In today’s market, where foreclosures are becoming as common as houseflies, buying a property in foreclosure might make financial sense. On average, foreclosures sell for about 10-20 percent less than the market value of similar properties in the same location. Some properties sell for less than tax value. That could make all the difference to buyers who could not otherwise afford it.
But amateur buyers should proceed with caution. A foreclosure carries serious potential risks. If you are just an average Joe wanting to get a good deal on a home for your family, a little bit of homework will go a long way toward preventing a costly mistake.
Get loan approval first.
Before you do any looking, get pre-approved by your bank or a trustworthy lending company. That will save you precious time that you will need once you find the property you want.
Liquidate assets for a down payment.
Most loans require some percentage for a down payment, so gather what you have before you start looking. When you know what you want, you will have the cash (or the check) ready to put on the table.
Use a realty professional.
Unless you have done this often, this is not the time to go solo. The details and legal aspects of a foreclosure vary from state to state, county to county, and even from case to case. A realtor will provide valuable advice and will think of details that would not likely occur to you.
Decide what stage of foreclosure you want to pursue.
You can buy property in foreclosure in three ways:
-Pre-foreclosure means the homeowners have been told by the lending company that they have X amount of time to sell or they will lose the property. They will be motivated to sell for less so it doesn’t go to foreclosure. Buying in pre-foreclosure means you have to be ready to act quickly, but you will be able to view the property.
-Foreclosures sold at auction usually take place on the courthouse steps. Normally you will not be able to view the property. This is the riskiest way to buy. In most states, cash is required, and the new owner is responsible for any liens on the property. It may seem like the best way to get a good deal, but you will also have to compete against knowledgeable bidders.
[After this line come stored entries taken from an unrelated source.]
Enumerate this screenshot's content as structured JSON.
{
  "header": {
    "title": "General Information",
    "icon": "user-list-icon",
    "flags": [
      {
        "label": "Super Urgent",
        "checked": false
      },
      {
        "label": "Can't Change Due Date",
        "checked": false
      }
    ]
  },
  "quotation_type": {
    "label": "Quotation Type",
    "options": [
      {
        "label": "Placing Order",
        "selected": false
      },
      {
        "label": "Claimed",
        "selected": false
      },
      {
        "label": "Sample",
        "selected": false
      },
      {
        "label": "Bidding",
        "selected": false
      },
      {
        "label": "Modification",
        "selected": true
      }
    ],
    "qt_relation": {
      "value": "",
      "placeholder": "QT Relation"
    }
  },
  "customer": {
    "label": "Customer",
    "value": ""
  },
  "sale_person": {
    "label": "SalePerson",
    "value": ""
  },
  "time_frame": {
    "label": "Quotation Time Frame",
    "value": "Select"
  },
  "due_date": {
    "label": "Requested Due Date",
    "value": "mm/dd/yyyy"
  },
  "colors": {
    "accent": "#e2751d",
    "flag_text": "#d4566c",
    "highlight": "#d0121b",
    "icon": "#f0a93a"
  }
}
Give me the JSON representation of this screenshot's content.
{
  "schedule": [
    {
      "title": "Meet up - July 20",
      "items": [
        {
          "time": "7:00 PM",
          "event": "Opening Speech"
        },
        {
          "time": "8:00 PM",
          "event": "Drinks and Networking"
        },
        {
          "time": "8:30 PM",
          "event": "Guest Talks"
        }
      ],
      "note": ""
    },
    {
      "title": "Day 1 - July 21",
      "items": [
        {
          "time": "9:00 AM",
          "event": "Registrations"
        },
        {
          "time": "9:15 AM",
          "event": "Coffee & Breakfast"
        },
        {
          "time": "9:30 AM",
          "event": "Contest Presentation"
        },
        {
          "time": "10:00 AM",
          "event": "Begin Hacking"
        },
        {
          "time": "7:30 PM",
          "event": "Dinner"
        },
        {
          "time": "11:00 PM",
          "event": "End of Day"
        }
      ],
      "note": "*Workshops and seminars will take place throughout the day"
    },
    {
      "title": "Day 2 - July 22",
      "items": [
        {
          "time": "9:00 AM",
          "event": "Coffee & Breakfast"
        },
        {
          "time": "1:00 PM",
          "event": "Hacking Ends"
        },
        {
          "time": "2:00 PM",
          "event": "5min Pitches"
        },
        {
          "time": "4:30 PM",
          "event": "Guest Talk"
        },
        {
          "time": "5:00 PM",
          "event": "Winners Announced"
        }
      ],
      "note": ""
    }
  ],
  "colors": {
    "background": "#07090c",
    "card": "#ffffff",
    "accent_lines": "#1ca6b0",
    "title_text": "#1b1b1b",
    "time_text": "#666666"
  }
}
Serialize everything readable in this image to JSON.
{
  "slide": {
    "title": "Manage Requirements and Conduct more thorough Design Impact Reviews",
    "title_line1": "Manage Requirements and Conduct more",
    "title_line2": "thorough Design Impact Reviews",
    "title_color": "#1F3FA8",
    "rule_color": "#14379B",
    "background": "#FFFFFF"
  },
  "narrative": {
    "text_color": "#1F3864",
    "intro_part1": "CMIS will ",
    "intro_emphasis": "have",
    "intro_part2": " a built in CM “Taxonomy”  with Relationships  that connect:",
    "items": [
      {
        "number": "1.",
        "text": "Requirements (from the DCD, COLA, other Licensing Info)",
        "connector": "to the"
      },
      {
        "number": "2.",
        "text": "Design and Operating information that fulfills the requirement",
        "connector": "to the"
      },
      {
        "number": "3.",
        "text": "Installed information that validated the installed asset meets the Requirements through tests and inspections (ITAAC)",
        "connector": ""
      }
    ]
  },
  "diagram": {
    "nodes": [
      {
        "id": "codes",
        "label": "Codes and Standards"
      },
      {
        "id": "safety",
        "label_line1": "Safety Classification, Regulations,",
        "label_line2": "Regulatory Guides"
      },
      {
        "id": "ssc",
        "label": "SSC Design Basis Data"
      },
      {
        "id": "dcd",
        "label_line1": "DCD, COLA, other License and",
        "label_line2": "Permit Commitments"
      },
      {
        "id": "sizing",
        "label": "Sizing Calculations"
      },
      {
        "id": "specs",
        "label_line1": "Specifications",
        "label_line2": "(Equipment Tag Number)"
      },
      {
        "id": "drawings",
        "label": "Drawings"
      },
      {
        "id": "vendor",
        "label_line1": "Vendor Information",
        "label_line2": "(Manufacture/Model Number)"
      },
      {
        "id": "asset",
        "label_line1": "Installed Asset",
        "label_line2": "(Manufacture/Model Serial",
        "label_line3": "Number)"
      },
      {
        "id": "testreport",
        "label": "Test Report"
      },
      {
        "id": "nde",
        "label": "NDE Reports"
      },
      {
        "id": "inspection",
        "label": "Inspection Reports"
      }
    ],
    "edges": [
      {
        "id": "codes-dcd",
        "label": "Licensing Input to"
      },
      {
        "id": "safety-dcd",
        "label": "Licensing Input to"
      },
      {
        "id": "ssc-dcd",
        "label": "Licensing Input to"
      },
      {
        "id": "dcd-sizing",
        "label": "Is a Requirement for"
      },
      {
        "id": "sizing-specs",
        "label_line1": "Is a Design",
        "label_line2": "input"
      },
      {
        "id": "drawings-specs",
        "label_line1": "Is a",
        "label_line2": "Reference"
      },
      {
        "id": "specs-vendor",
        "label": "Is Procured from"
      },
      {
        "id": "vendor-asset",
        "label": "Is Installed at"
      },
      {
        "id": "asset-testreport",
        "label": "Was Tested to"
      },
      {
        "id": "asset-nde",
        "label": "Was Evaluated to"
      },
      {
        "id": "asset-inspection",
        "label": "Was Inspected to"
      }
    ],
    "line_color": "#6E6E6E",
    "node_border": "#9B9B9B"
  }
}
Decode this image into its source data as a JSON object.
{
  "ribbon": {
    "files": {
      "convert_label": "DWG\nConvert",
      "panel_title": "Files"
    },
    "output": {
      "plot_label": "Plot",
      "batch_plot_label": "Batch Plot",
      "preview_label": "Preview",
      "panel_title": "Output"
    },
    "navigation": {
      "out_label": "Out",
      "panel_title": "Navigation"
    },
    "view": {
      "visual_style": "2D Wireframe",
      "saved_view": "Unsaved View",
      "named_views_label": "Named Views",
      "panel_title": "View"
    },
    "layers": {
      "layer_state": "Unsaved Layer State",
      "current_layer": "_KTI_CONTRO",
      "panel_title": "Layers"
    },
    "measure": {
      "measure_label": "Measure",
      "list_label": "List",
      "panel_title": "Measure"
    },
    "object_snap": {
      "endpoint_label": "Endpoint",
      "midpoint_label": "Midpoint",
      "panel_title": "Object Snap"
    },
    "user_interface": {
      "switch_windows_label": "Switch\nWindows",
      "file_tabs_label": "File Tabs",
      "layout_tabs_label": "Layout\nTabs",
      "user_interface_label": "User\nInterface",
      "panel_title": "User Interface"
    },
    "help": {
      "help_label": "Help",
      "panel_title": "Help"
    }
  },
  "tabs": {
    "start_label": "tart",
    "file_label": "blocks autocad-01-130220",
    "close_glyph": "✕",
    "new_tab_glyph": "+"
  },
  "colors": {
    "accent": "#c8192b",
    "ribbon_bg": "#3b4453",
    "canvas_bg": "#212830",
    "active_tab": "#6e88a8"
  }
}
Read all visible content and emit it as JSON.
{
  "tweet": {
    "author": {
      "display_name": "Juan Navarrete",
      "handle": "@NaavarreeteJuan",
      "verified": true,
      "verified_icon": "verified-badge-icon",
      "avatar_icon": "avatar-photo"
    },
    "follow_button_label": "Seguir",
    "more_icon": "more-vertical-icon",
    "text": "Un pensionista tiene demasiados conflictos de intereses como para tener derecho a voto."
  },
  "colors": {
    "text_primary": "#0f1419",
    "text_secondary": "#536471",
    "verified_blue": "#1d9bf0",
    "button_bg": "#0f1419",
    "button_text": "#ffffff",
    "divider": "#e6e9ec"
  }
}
-Real Estate Owned (REO) homes are properties that did not sell at auction and are owned by the bank or lending company. The bank pays a real estate broker to clean it up and sell for a profit, usually at or just below market price. The discount may not be as deep as those in the previous stages, but banks are usually willing to negotiate, especially if they have a number of these properties on hand. You can see what you are buying, although in this stage properties are sold “as is”: nothing further will be done to fix it up before a sale. To the average buyer, the process of buying an REO property is much easier.
Be ready to repair and remodel.
Just assume at the outset that the house, barn, etc. on the property will be in need of some repair. If the owners could not keep up with the payments, they probably did not spend money on maintaining or upgrading the property either. If you have experience with remodeling, then you are in a good position to buy a foreclosure and fix what is needed. Hiring contractors will be more expensive. Either way, you will have the cost of materials, and that can add up to a significant amount of added cost to the total that you paid for the house. In the end, making repairs might be worth it, if you like remodeling, if the house is sound, and if you have ideas that you would like to try but could not afford to otherwise – and, of course, if the total cost of the house plus repairs is less than you would have paid for full market value.
Beware of hidden costs.
Even newer homes could be hiding serious structural imperfections. The most costly repairs to a home are often those that the amateur eye does not always recognize: replacing a roof, replacing the plumbing system, foundation and support beam repairs, rewiring, or replacing a septic tank. A home inspection by a professional can provide you with a better idea of what you are in for, if you are allowed to do one. Keep in mind that even a professional inspector might miss something major (hidden termite damage). Just be ready for the possibilities beforehand. Repairing old barns and out buildings is a lot easier but can also be costly. Fortunately these can probably wait a little longer or until you are ready to use them.
Keep a cool head.
It helps not to get too attached to a property. A foreclosure that looks too good to be true probably is, or else the investor sharks would have snatched it up. If you are outbid on a property you really liked, keep looking. There will be something out there for you, sooner or later.
Consider buying a HUD home foreclosure.
HUD properties (ie., government-owned) have some advantages. One is that prospective homeowners get first dibs over the investors. HUD also offers photos of the foreclosures for sale, inspection reports, and an estimate of what it will cost to make repairs to the property. Sometimes the property will have thousands of dollars of free equity after you purchase it, so it really is worth looking into.
Buying in foreclosure could be the best deal you ever made, especially if you are able and willing to put some “sweat equity” into it. You will be better off if you have already owned a home and know the ins and outs of home ownership. You will also be ahead of the game if you enter it with savvy, experienced professionals – real estate agents, brokers, or a real estate attorney. Do your homework, and get ready to find the property you’ve always dreamed of owning, and making it your own.